富士通の「DX」けん引する新会社、商戦にどう挑むか
デジタル変革(DX)推進で新たな船出―。富士通は9日、DXの新会社「Ridgelinez(リッジラインズ)」がけん引する“ビジネス変革”と、富士通自身のDX化に向けた“社内変革”の二段構えの成長戦略を発表した。リッジラインズの社長に就任予定の今井俊哉氏をはじめ、外部登用で富士通の経営陣に加わる4人が同日、都内で会見し、それぞれの役割を述べた。
リッジラインズは「トランスフォーメーション・デザイン・ファーム(変革創出企業)」を名乗る。客先との共創により、ビジネスを創出するDXのコンサルティングとプロトタイプ(試作モデル)の実装に注力する。富士通の製品・サービスは選択肢の一つとすることで、自律したコンサルティング会社としての価値を訴求する。
新会社は300人規模で立ち上げ、2022年度までに倍増する計画。売上高はコンサルティング料が主体となり、3年後に200億円程度を見込む。DX案件の獲得による富士通グループ全体への波及効果としては「リッジラインズの売上高の5―10倍(1000億―2000億円)を見込む」(今井氏)。
リッジラインズは富士通色に染め上げる従来型のビジネスとは一線を画し、外部人材の登用で新しいDNA(遺伝子)を取り込む。マイクロソフトやアマゾンなどの海外ベンダーが提供するクラウド基盤なども活用し、DX商戦で競うアクセンチュアなどの外資系コンサルティング会社や新興勢力と伍(ご)していく。

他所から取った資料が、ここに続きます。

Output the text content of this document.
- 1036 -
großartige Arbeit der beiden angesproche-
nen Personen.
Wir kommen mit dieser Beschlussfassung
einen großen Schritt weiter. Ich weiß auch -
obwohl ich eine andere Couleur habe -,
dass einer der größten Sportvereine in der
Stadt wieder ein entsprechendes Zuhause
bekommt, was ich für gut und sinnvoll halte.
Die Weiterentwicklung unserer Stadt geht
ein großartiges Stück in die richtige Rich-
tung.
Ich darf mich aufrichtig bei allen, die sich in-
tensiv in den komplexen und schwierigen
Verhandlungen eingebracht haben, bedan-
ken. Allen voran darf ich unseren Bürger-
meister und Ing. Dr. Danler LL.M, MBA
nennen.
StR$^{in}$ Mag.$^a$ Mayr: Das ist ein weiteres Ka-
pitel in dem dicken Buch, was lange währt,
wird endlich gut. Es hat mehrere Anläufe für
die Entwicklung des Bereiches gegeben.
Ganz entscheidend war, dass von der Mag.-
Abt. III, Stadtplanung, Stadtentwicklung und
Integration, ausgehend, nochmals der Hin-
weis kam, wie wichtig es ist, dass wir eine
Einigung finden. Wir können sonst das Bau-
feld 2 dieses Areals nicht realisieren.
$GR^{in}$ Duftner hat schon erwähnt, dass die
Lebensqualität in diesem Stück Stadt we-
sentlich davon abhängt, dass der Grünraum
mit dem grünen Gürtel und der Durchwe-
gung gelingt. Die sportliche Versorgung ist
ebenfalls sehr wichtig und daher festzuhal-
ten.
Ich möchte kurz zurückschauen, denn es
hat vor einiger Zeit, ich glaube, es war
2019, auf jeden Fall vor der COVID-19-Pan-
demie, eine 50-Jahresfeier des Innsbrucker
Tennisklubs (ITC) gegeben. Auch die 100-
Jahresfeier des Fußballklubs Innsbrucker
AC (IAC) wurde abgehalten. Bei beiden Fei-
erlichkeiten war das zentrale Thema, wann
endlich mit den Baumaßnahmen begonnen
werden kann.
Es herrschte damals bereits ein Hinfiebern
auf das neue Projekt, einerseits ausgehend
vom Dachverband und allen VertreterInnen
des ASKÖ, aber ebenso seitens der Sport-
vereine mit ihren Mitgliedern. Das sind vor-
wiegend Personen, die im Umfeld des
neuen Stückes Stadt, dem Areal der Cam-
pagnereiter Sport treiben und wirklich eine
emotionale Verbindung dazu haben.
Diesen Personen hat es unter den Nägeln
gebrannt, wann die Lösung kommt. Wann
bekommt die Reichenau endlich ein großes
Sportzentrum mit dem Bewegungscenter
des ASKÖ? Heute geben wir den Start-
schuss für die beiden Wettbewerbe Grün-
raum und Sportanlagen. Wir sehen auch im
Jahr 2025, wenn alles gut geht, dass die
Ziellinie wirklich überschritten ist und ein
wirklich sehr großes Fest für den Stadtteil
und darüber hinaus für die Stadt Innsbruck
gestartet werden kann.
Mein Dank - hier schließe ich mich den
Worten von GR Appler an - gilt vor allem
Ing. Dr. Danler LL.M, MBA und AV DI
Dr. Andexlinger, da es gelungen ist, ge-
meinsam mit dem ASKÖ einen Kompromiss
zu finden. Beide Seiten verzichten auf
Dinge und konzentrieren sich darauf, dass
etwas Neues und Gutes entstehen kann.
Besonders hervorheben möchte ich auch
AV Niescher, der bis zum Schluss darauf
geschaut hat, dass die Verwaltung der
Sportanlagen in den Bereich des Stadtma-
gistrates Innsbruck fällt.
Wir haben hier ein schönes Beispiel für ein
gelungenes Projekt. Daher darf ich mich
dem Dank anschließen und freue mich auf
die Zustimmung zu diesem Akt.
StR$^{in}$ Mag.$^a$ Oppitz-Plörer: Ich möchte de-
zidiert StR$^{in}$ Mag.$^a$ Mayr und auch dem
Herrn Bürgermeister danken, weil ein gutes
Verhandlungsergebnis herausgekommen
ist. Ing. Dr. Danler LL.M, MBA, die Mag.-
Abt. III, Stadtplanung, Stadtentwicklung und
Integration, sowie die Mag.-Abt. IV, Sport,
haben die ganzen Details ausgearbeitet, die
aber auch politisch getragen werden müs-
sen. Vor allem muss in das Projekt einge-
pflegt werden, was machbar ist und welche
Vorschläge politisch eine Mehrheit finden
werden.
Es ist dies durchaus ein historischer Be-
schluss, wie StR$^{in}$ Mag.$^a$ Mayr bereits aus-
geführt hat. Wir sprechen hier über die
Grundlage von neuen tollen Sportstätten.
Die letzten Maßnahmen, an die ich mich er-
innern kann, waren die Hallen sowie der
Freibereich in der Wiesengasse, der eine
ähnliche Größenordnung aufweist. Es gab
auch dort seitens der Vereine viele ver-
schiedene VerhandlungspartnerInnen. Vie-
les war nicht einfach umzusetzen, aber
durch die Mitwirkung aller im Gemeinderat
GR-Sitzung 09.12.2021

同時並行で富士通は主力のソリューション・サービス事業のグローバル化を加速し、リッジラインズでの成功事例をレファレンス(参照モデル)として、富士通本体のDX化につなげる。
今井氏は「プロフェッショナル集団にふさわしい報酬体系や客観的な評価制度などにより、実行力を高めたい。“未来を変える、変革を創(つく)る”が新会社のビジョンだ」と抱負を述べた。
富士通で最高情報責任者(CIO)兼最高デジタル・トランスフォーメーション責任者(CDXO)補佐を担う福田譲氏は「データドリブン(駆動型)時代のビジネスのあり方を自ら実証し、顧客に示したい」、最高マーケティング責任者(CMO)となる山本多絵子氏(同左から2人目)は「マーケティングにサイエンスを取り込む」と意気込みを語った。M&A(合併・買収)戦略担当となるニコラス・フレーザー氏(同右)は「M&AをDXを加速させるツールとしたい」と意欲を示した。